AWS posted a post-mortem of the incident, and said "providers should normally reject these routes by policy, but in this case, the routes were accepted and propagated to other ISPs, affecting some end users ability to access AWS resources".
AxCelX owned up to the mistake and apologised on Twitter.
Our sincere apologies to everyone who experienced a route leak via AS33083 of AWS. We have a new prefix-list facing Hibernia.— Axcelx (@Axcelx) July 1, 2015
Nick Kephart of network performance monitoring firm ThousandEyes conducted an analysis of the outage after his company noticed that its corporate website and other facilities hosted on AWS were not accessible.
The analysis showed that AxCelX's BGP configuration mistake led to that company and ISP Hibernia incorrectly appearing in the network path to Amazon, leading to large packet loss for the data traffic.
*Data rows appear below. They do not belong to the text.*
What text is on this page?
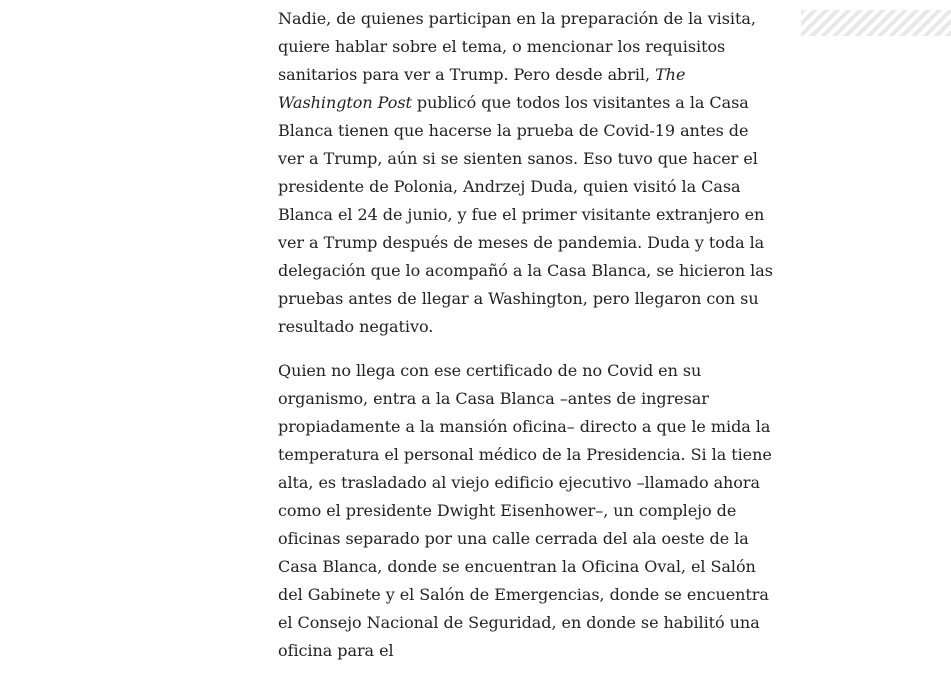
Nadie, de quienes participan en la preparación de la visita, quiere hablar sobre el tema, o mencionar los requisitos sanitarios para ver a Trump. Pero desde abril, The Washington Post publicó que todos los visitantes a la Casa Blanca tienen que hacerse la prueba de Covid-19 antes de ver a Trump, aún si se sienten sanos. Eso tuvo que hacer el presidente de Polonia, Andrzej Duda, quien visitó la Casa Blanca el 24 de junio, y fue el primer visitante extranjero en ver a Trump después de meses de pandemia. Duda y toda la delegación que lo acompañó a la Casa Blanca, se hicieron las pruebas antes de llegar a Washington, pero llegaron con su resultado negativo.

Quien no llega con ese certificado de no Covid en su organismo, entra a la Casa Blanca –antes de ingresar propiadamente a la mansión oficina– directo a que le mida la temperatura el personal médico de la Presidencia. Si la tiene alta, es trasladado al viejo edificio ejecutivo –llamado ahora como el presidente Dwight Eisenhower–, un complejo de oficinas separado por una calle cerrada del ala oeste de la Casa Blanca, donde se encuentran la Oficina Oval, el Salón del Gabinete y el Salón de Emergencias, donde se encuentra el Consejo Nacional de Seguridad, en donde se habilitó una oficina para el
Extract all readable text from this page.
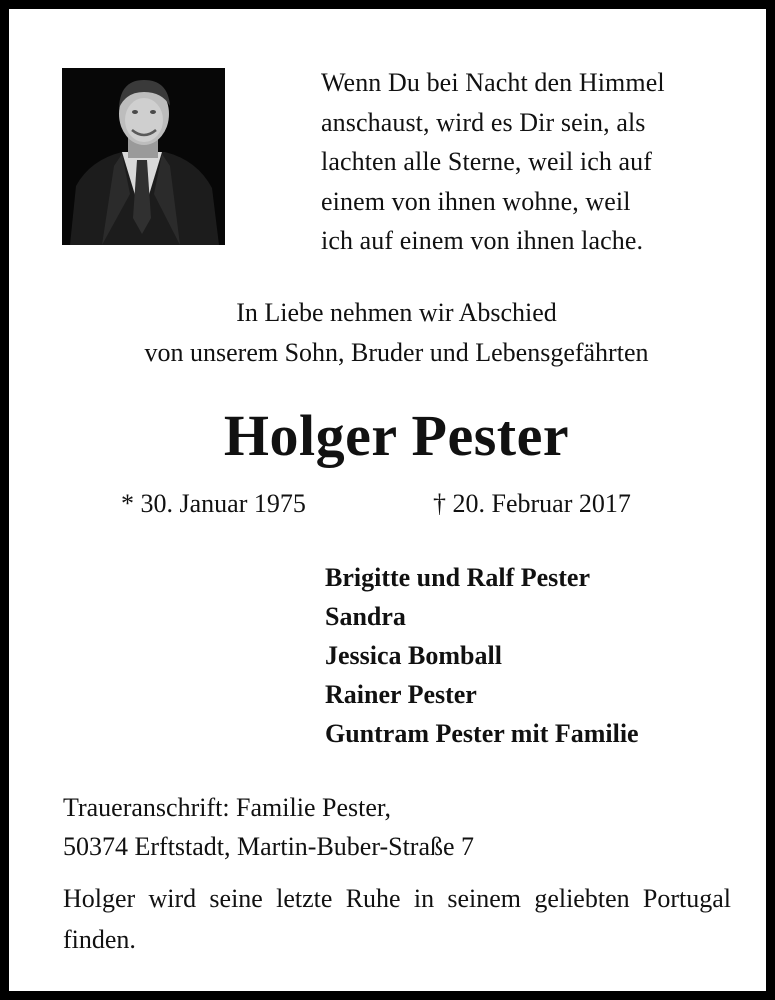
Wenn Du bei Nacht den Himmel
anschaust, wird es Dir sein, als
lachten alle Sterne, weil ich auf
einem von ihnen wohne, weil
ich auf einem von ihnen lache.
In Liebe nehmen wir Abschied
von unserem Sohn, Bruder und Lebensgefährten
Holger Pester
* 30. Januar 1975	† 20. Februar 2017
Brigitte und Ralf Pester
Sandra
Jessica Bomball
Rainer Pester
Guntram Pester mit Familie
Traueranschrift: Familie Pester,
50374 Erftstadt, Martin-Buber-Straße 7
Holger wird seine letzte Ruhe in seinem geliebten Portugal finden.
While the outage was brief, Kephart noted it affected several well-known web properties such as Tinder, Netflix, financial firm Experian and Yelp.
BGP information between networks to direct data traffic is by and large trust-based and can be prone to configuration mistakes that result in large-scale outages affecting millions of internet customers.
In June this year, a massive route leak by Telekom Malaysia caused severe access problems for Australian and New Zealand providers, after the South East Asian telco's network was swamped with large amounts of traffic it wrongly said it could accept.